The United States has marked the 20th anniversary of the September 11, 2001 terrorist attacks that claimed the lives of nearly 3,000 Americans and changed the lives of Americans in very significant ways.
US Vice President Kamala Harris honored the lives lost and heroism of United Flight 93 in Shanksville, Pennsylvania, on Saturday in her remarks at the observance event.
“What happened on Flight 93 tells us so much. About the courage of those on board, who gave everything. About the resolve of the first responders, who risked everything. About the resilience of the American people,” she will say, according to her prepared remarks.
“On this 20th anniversary, on this solemn day of remembrance, we must challenge ourselves to, yes, look back. For the sake of our children. For the sake of their children. And for that reason, we must also look forward. We must also look toward the future. Because in the end, that is what the 40 were fighting for: Their future. And ours,” Harris said, according to the remarks.
She also made an appealed for national unity at a time of heightened political polarization.
According to the CNN the changes the attacks brought to American life still reverberate across political and demographic lines. A new CNN Poll conducted by SSRS finds that 57% of Americans said the attacks impacted the way they live their life today and 68% say the attacks had an impact on Americans’ individual rights and freedoms.
While the share who said the attacks affected rights and freedoms has dropped in the last decade (an AP-NORC Poll conducted in 2011 found that 86% of Americans thought the attacks had affected individual rights and freedoms), the percentage who said 9/11 changed the way they live their lives today has held relatively steady over time.
Five years after the attacks, in 2006, an AP-Ipsos survey found a 50-50 split over whether 9/11 affected the way Americans live their lives. By 2011, 57% said their lives had been impacted by the attacks in an AP-NORC poll, and 63% felt that way two years later.
That a majority feels the attacks had some effect on the way Americans live their lives today holds across demographic and political divides, but there are some differences in the extent to which different groups feel their lives changed.
Older adults, who were 45 or older in 2001, are least likely to say the attacks had “a great deal” of impact on how they live their lives now (13% say so).

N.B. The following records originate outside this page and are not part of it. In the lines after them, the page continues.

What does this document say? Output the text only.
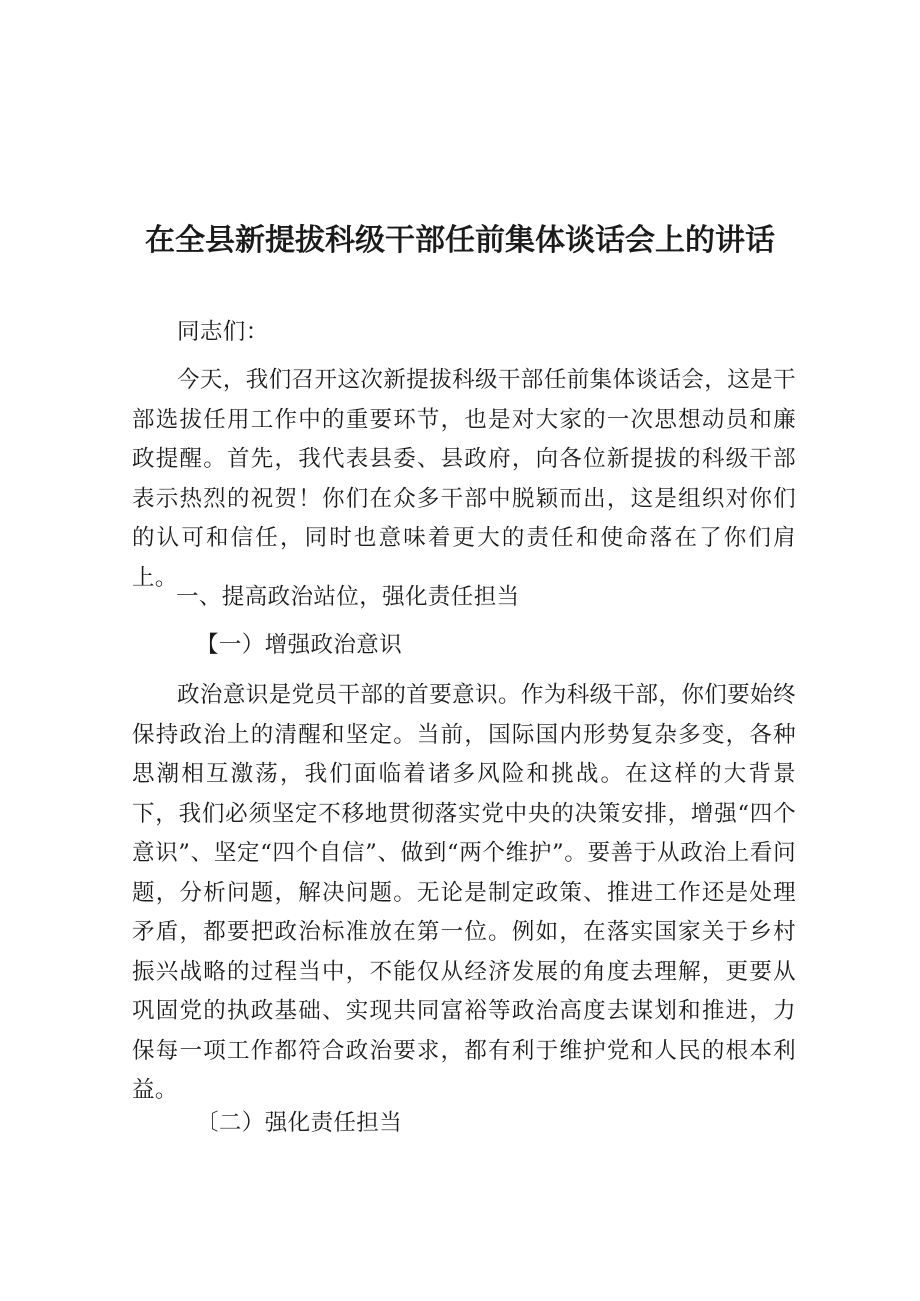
在全县新提拔科级干部任前集体谈话会上的讲话

同志们：

今天，我们召开这次新提拔科级干部任前集体谈话会，这是干部选拔任用工作中的重要环节，也是对大家的一次思想动员和廉政提醒。首先，我代表县委、县政府，向各位新提拔的科级干部表示热烈的祝贺！你们在众多干部中脱颖而出，这是组织对你们的认可和信任，同时也意味着更大的责任和使命落在了你们肩上。

一、提高政治站位，强化责任担当

【一）增强政治意识

政治意识是党员干部的首要意识。作为科级干部，你们要始终保持政治上的清醒和坚定。当前，国际国内形势复杂多变，各种思潮相互激荡，我们面临着诸多风险和挑战。在这样的大背景下，我们必须坚定不移地贯彻落实党中央的决策安排，增强“四个意识”、坚定“四个自信”、做到“两个维护”。要善于从政治上看问题，分析问题，解决问题。无论是制定政策、推进工作还是处理矛盾，都要把政治标准放在第一位。例如，在落实国家关于乡村振兴战略的过程当中，不能仅从经济发展的角度去理解，更要从巩固党的执政基础、实现共同富裕等政治高度去谋划和推进，力保每一项工作都符合政治要求，都有利于维护党和人民的根本利益。

〔二）强化责任担当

Among those who were children, teenagers or not even born yet at the time of the attacks, 24% say 9/11 had a great deal of impact on their lives.
Overall, about 1 in 5 (20%) said September 11 had a great deal of impact on their life today, while 37% say it was just some impact.
The sense that the attacks affected individual rights and freedoms is also consistent across demographic divides, though Republicans (72%) are a bit more likely than Democrats (64%) to say that rights and freedoms were affected by the attacks.